Kammerpräsidenten Boldrini und Grasso bei der Auszählung

Kammerpräsidenten Boldrini und Grasso bei der Auszählung

Eine selbstmörderische Taktik

Das ging so schief, dass es schon fast weh tut. Erstens, weil Bersanis Taktik selbstmörderisch war. Und zweitens deshalb, weil ihn dabei auch seine eigene Partei im Stich ließ. Gegen Prodi, der Berlusconi zweimal im Wahlkampf geschlagen hat, legte der Cavaliere schon im Vorfeld sein Veto ein (lieber werde er „ins Ausland emigrieren“), ebenso wie gegen zwei Verfassungsrichter, die Bersani noch in letzter Minute aus dem Hut zauberte. Ergebnis: Bersani strich aus seiner Vorschlagsliste, die er B. vorlegte, alle Namen, die für Veränderung standen. Und noch gravierender: Er überließ B. die endgültige Entscheidung. Jetzt standen auf der Liste nur noch 3 Kandidaten: der Sozialist Giuliano Amato, der ehemalige Führer der christdemokratischen Gewerkschaft CISL, Franco Marini, der während der Prodi-Regierung Senatspräsident gewesen war, und der alte PD-Haudegen Massimo d‘ Alema. Diese Liste präsentierte er Berlusconi (PdL) und Monti (Scelta Civica), zur freien Auswahl.

B.s Entscheidung hieß Franco Marini, von dem B. sich am wenigsten Widerstand versprach. Marini ist ein honoriger Mann mit politischer Erfahrung und sozialer Sensibilität. Aber keine herausragende Persönlichkeit und auch kein Mann der Erneuerung. Vor allem war er nun zu einem Kompromisskandidaten von B.s Gnaden geworden.

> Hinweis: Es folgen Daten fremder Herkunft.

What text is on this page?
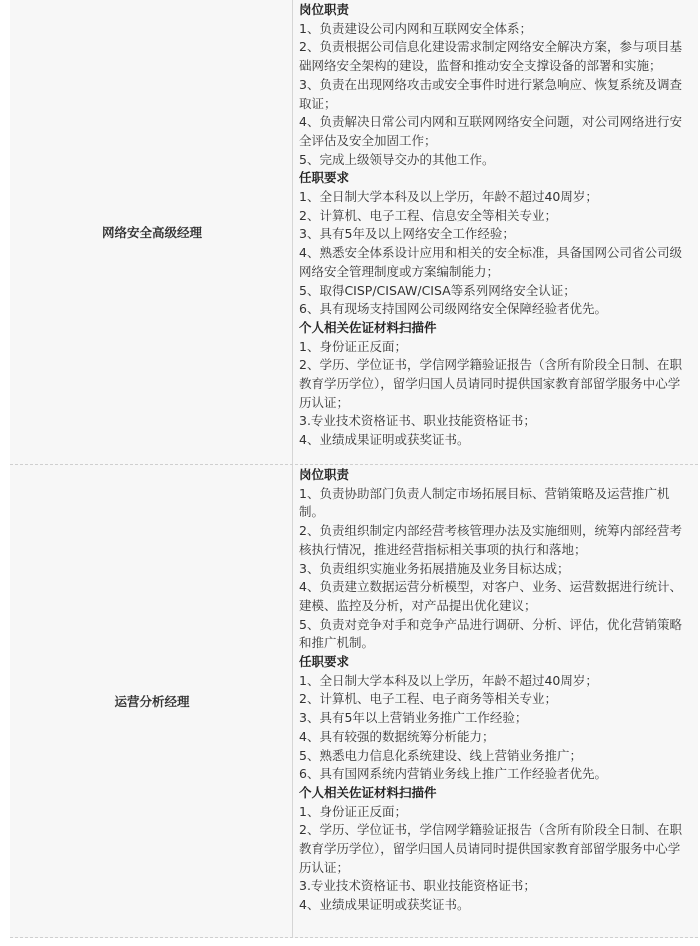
网络安全高级经理
岗位职责
1、负责建设公司内网和互联网安全体系；
2、负责根据公司信息化建设需求制定网络安全解决方案，参与项目基础网络安全架构的建设，监督和推动安全支撑设备的部署和实施；
3、负责在出现网络攻击或安全事件时进行紧急响应、恢复系统及调查取证；
4、负责解决日常公司内网和互联网网络安全问题，对公司网络进行安全评估及安全加固工作；
5、完成上级领导交办的其他工作。
任职要求
1、全日制大学本科及以上学历，年龄不超过40周岁；
2、计算机、电子工程、信息安全等相关专业；
3、具有5年及以上网络安全工作经验；
4、熟悉安全体系设计应用和相关的安全标准，具备国网公司省公司级网络安全管理制度或方案编制能力；
5、取得CISP/CISAW/CISA等系列网络安全认证；
6、具有现场支持国网公司级网络安全保障经验者优先。
个人相关佐证材料扫描件
1、身份证正反面；
2、学历、学位证书，学信网学籍验证报告（含所有阶段全日制、在职教育学历学位），留学归国人员请同时提供国家教育部留学服务中心学历认证；
3.专业技术资格证书、职业技能资格证书；
4、业绩成果证明或获奖证书。
运营分析经理
岗位职责
1、负责协助部门负责人制定市场拓展目标、营销策略及运营推广机制。
2、负责组织制定内部经营考核管理办法及实施细则，统筹内部经营考核执行情况，推进经营指标相关事项的执行和落地；
3、负责组织实施业务拓展措施及业务目标达成；
4、负责建立数据运营分析模型，对客户、业务、运营数据进行统计、建模、监控及分析，对产品提出优化建议；
5、负责对竞争对手和竞争产品进行调研、分析、评估，优化营销策略和推广机制。
任职要求
1、全日制大学本科及以上学历，年龄不超过40周岁；
2、计算机、电子工程、电子商务等相关专业；
3、具有5年以上营销业务推广工作经验；
4、具有较强的数据统筹分析能力；
5、熟悉电力信息化系统建设、线上营销业务推广；
6、具有国网系统内营销业务线上推广工作经验者优先。
个人相关佐证材料扫描件
1、身份证正反面；
2、学历、学位证书，学信网学籍验证报告（含所有阶段全日制、在职教育学历学位），留学归国人员请同时提供国家教育部留学服务中心学历认证；
3.专业技术资格证书、职业技能资格证书；
4、业绩成果证明或获奖证书。
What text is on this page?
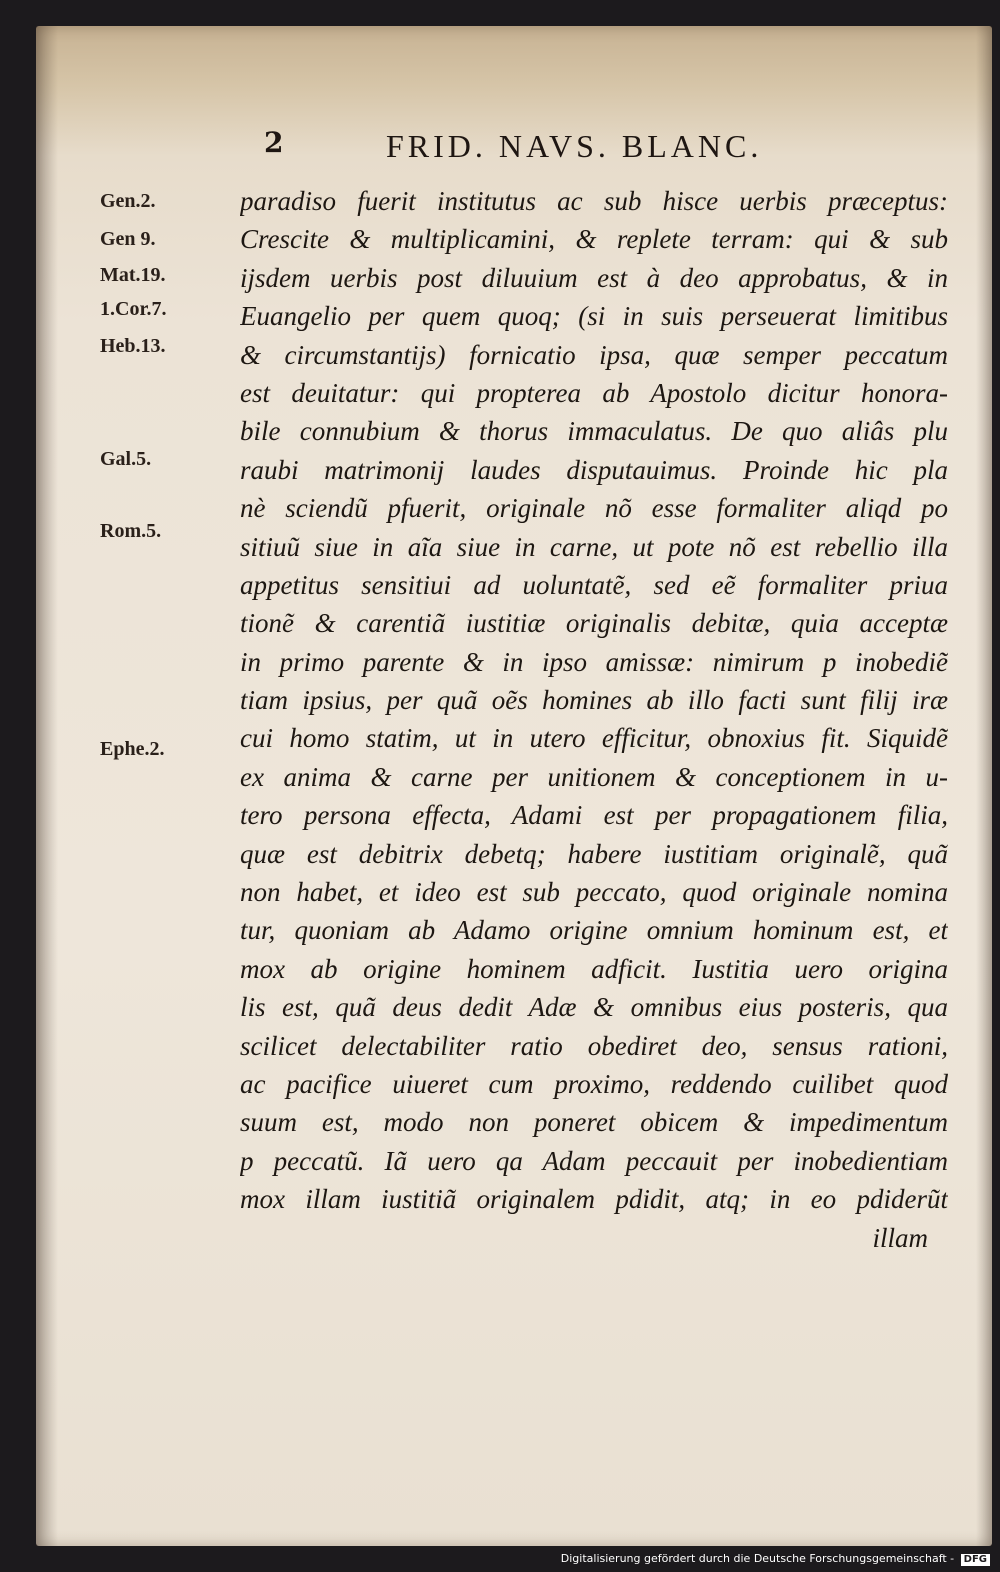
2	FRID. NAVS. BLANC.
Gen.2.
Gen 9.
Mat.19.
1.Cor.7.
Heb.13.
Gal.5.
Rom.5.
Ephe.2.
paradiso fuerit institutus ac sub hisce uerbis præceptus:
Crescite & multiplicamini, & replete terram: qui & sub
ijsdem uerbis post diluuium est à deo approbatus, & in
Euangelio per quem quoq; (si in suis perseuerat limitibus
& circumstantijs) fornicatio ipsa, quæ semper peccatum
est deuitatur: qui propterea ab Apostolo dicitur honora-
bile connubium & thorus immaculatus. De quo aliâs plu
raubi matrimonij laudes disputauimus. Proinde hic pla
nè sciendũ pfuerit, originale nõ esse formaliter aliqd po
sitiuũ siue in aĩa siue in carne, ut pote nõ est rebellio illa
appetitus sensitiui ad uoluntatẽ, sed eẽ formaliter priua
tionẽ & carentiã iustitiæ originalis debitæ, quia acceptæ
in primo parente & in ipso amissæ: nimirum p inobediẽ
tiam ipsius, per quã oẽs homines ab illo facti sunt filij iræ
cui homo statim, ut in utero efficitur, obnoxius fit. Siquidẽ
ex anima & carne per unitionem & conceptionem in u-
tero persona effecta, Adami est per propagationem filia,
quæ est debitrix debetq; habere iustitiam originalẽ, quã
non habet, et ideo est sub peccato, quod originale nomina
tur, quoniam ab Adamo origine omnium hominum est, et
mox ab origine hominem adficit. Iustitia uero origina
lis est, quã deus dedit Adæ & omnibus eius posteris, qua
scilicet delectabiliter ratio obediret deo, sensus rationi,
ac pacifice uiueret cum proximo, reddendo cuilibet quod
suum est, modo non poneret obicem & impedimentum
p peccatũ. Iã uero qa Adam peccauit per inobedientiam
mox illam iustitiã originalem pdidit, atq; in eo pdiderũt
illam
Digitalisierung gefördert durch die Deutsche Forschungsgemeinschaft - DFG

Im Mittelinks-Lager erhob sich ein Sturm des Protests. Zumal Grillos 5-Sterne-Bewegung, die bei den Absprachen zwischen Bersani und Berlusconi außen vor geblieben war, einen Kandidaten ins Rennen geschickt hatte, der durchaus ernst zu nehmen war: Stefano Rodotà, ein herausragender Verfassungsrechtler, der auch in der Zivilgesellschaft hoch angesehen ist. Sowohl SEL als auch ein Teil des linken PD-Flügels erklärten, sie würden nicht Marini, sondern Rodotà wählen. Auch Renzi lehnte Marinis Kandidatur ab. Die PD-Basis, die in Marinis Kandidatur eine Kapitulation vor Berlusconi sah, organisierte Protestdemonstrationen und rief im Web die Abgeordneten zum Nein auf. Andere verbrannten vor dem Parlament demonstrativ ihre Mitgliedsausweise. Im ersten der drei Wahlgänge, bei denen noch eine Zweidrittelmehrheit erforderlich ist, bekam Marini aus dem Mittelinks-Lager ca. 250 Stimmen weniger als erwartet, nur PdL und Lega stimmten für ihn. Ein Teil der PD wählte Rodotà, andere enthielten sich. Für Bersani – und die Glaubwürdigkeit der PD insgesamt – ein Debakel.

Eine gespaltene Partei

Aber es kam noch schlimmer. Am Donnerstagabend, dem Abend nach den ersten beiden Wahlgängen, wollte Bersani aus allem die Konsequenz ziehen. Er kündigte die totale Kehrtwende an. Statt Marini sollte nun Prodi ins Rennen gehen. Große Wut bei Berlusconi, große Erleichterung und Zustimmung bei der Linken, standing Ovations. Nur SEL kündigt an, zunächst noch für Rodotà und erst im vierten Wahlgang, wenn die absolute Mehrheit ausreicht, für Prodi stimmen zu wollen.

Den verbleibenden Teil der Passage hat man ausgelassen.